Un discorso a parte meritano i costumi, vero punto di forza dello spettacolo. Ivan Stefanutti infatti non ha solo disegnato dei capi appropriati agli anni ’20, ma ha creato un immaginario molto raffinato di tutto ciò che ci si aspetta di vedere nell’età d’oro del film muto di Hollywood: colori vivaci, trama e pattern particolarissimi, paillettes, punti luce.
Lo spettacolo trasmette tantissima energia grazie a degli interpreti di talento e particolarmente adatti ai rispettivi ruoli. Giuseppe Verzicco è perfetto nel ruolo di Don Lockwood, dimostrando una forte presenza vocale e anche una perfetta aderenza al ruolo, con una fisicità elegante molto simile a quella di Gene Kelly.
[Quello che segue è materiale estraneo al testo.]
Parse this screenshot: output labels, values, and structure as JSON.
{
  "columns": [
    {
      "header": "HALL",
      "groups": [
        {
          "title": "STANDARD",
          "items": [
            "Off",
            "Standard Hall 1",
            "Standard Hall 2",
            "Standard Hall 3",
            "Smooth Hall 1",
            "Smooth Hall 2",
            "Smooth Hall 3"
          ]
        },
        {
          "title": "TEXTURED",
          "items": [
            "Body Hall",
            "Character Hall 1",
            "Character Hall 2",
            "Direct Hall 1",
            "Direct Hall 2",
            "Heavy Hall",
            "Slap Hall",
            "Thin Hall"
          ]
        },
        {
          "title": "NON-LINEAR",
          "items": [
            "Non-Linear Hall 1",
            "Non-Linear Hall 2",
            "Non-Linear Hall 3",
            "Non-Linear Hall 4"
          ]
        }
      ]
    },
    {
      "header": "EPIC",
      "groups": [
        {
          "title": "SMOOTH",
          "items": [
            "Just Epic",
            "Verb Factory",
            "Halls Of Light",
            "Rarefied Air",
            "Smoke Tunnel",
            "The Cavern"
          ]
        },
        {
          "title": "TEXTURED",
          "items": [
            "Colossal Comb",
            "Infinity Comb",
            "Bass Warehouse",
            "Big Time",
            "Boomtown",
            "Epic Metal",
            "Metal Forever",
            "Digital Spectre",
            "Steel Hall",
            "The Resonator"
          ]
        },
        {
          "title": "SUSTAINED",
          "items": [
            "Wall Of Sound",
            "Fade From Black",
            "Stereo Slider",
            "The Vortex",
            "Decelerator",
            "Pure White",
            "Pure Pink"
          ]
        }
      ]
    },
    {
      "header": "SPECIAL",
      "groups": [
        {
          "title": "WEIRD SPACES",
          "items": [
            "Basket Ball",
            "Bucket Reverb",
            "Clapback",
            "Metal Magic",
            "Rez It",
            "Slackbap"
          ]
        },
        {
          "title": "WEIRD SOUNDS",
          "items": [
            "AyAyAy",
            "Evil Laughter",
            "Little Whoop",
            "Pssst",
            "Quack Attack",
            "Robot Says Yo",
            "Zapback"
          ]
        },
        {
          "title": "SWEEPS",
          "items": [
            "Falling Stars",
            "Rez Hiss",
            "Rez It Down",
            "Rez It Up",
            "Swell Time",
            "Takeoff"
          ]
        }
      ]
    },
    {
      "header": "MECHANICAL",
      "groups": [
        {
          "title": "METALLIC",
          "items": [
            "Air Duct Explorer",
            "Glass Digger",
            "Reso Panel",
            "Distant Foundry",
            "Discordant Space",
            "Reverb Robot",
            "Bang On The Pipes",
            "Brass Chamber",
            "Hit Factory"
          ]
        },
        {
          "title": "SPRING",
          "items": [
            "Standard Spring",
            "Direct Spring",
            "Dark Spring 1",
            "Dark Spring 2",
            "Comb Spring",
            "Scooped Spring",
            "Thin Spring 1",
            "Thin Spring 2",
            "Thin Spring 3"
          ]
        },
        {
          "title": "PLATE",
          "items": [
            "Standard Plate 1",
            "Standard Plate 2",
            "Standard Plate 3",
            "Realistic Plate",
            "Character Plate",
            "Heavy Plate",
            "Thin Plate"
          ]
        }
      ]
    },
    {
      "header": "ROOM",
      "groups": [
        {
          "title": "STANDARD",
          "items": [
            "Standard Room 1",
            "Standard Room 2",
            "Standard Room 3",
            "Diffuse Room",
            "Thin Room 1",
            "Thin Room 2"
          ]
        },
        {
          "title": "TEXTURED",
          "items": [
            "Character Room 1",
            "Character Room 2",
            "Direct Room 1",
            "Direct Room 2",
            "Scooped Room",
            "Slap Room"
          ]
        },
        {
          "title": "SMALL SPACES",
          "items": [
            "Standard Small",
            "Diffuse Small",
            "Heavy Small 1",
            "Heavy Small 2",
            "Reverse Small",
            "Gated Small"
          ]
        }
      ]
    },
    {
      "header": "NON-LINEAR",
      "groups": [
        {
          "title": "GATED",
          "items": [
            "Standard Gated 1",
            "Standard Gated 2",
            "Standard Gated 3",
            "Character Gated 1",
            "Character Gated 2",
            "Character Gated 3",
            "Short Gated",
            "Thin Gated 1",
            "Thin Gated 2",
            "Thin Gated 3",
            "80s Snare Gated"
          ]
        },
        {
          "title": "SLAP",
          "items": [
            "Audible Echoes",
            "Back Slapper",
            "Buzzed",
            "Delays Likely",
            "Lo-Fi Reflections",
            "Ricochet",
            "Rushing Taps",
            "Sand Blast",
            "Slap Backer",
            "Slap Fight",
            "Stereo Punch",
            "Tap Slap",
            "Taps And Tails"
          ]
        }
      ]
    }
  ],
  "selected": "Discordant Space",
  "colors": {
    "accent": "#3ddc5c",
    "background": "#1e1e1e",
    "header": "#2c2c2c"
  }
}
Gea Andreotti (Kathy Selden) è notevole sia sul piano canoro, sfoderando una notevole gamma vocale, sia su quello interpretativo, avendo dalla sua anche la naturale freschezza che si si richiede al ruolo (ricordiamo che Debbie Reynolds all’epoca era appena diciannovenne).
Le fa da contraltare Martina Lunghi, davvero esilarante nel tratteggiare la petulante e querula Lina Lamont.
Mauro Simone nel ruolo di Cosmo Brown, offre una prova particolarmente energica e coinvolgente, che non fa rimpiangere le storiche performance di Donald O’ Connor.
Ottimo anche il cast di co-protagonisti: Altea Russo, la maestra di dizione di Lina, che regala momenti di autentica comicità; Maurizio Vandelli, il regista Roscoe Dexter, preda di improvvisi attacchi di panico; Massimo Cinaglia, il produttore dal piglio severo ma dal cuore d’oro.
Questa produzione di Singin ‘in the Rain merita sicuramente un plauso, un classico piacevole e divertente, in cui l’attenzione dedicata a ogni dettaglio rende evidente la raggiunta maturità del musical italiano.